Venue:
Research Issues on Data Mining and Knowledge Discovery, 1997
URL:
http://citeseer.ist.psu.edu/monge97efficient.html
Detecting database records that are approximate duplicates, but not exact duplicates, is an important task. Databases may contain duplicate records concerning the same realworld entity because of data entry errors, because of unstandardized abbreviations, or because of differences in the detailed schemas of records from multiple databases, among other reasons. In this paper, we present an efficient algorithm for recognizing clusters of approximately duplicate records. Three key ideas distinguish the algorithm presented. First, a version of the Smith-Waterman algrotihm for computing minimum edit-distance is used as a domain-independent method to recognize pairs of approcimately duplicate records. Second, the union/find algrotihm is used to keep track of clusters of duplicate records incrementally, as pairwse duplicate relationships are discovered.
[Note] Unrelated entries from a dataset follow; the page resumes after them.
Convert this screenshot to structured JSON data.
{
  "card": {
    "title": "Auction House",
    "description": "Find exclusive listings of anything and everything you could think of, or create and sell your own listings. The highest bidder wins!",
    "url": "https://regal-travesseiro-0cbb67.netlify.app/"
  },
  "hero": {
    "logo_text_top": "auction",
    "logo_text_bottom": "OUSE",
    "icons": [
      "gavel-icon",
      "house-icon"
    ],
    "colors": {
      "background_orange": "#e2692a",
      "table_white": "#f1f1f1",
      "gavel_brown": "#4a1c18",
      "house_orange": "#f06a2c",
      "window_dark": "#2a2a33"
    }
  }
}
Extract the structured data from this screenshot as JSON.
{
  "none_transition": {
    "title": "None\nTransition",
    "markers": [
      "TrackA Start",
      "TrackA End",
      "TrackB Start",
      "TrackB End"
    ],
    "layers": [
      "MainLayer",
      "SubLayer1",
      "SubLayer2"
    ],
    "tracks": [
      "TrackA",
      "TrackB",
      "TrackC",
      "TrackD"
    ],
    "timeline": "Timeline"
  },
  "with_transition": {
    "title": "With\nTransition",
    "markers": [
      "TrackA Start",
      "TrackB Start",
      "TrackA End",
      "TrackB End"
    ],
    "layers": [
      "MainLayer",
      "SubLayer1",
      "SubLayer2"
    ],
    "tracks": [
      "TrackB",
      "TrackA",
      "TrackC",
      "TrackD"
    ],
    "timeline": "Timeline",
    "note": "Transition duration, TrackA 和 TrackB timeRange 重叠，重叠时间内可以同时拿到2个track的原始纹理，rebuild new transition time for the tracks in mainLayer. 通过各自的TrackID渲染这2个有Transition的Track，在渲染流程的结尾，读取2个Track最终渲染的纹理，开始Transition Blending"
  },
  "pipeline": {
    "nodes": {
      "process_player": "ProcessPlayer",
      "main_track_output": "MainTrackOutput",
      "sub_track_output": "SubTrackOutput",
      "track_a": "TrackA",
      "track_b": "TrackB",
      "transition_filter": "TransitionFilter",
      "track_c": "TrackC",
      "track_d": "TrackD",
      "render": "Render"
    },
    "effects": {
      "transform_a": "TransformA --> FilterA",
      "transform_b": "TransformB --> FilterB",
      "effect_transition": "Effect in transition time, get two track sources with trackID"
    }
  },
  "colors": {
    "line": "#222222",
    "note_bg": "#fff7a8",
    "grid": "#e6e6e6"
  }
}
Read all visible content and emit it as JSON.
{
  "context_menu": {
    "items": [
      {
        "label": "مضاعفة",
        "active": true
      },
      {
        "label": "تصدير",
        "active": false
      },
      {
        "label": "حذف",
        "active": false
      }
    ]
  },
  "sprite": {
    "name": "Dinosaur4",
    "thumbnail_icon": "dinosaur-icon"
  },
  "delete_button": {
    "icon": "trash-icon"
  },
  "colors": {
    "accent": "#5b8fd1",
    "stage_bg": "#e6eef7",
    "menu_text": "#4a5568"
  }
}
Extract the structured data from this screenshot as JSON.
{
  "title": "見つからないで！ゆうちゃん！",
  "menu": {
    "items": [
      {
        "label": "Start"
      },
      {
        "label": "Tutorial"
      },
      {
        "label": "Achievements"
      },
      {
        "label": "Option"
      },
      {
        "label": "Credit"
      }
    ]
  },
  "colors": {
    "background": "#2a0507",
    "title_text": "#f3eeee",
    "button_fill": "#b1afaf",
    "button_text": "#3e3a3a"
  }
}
Third, the algorthm uses a priority queue of cluster subsets to respond adaptively to the size and homogeneity of the clusters discovered as the database is scanned. This typically reduces by over 75% the number of times that the expensive pairwise record matching (Smith-Waterman or other) is applied without impairing accuracy. Comprehensive experiments on synthetic databases and on a real database of bibliographic records confirm the effectiveness of the new algorithms.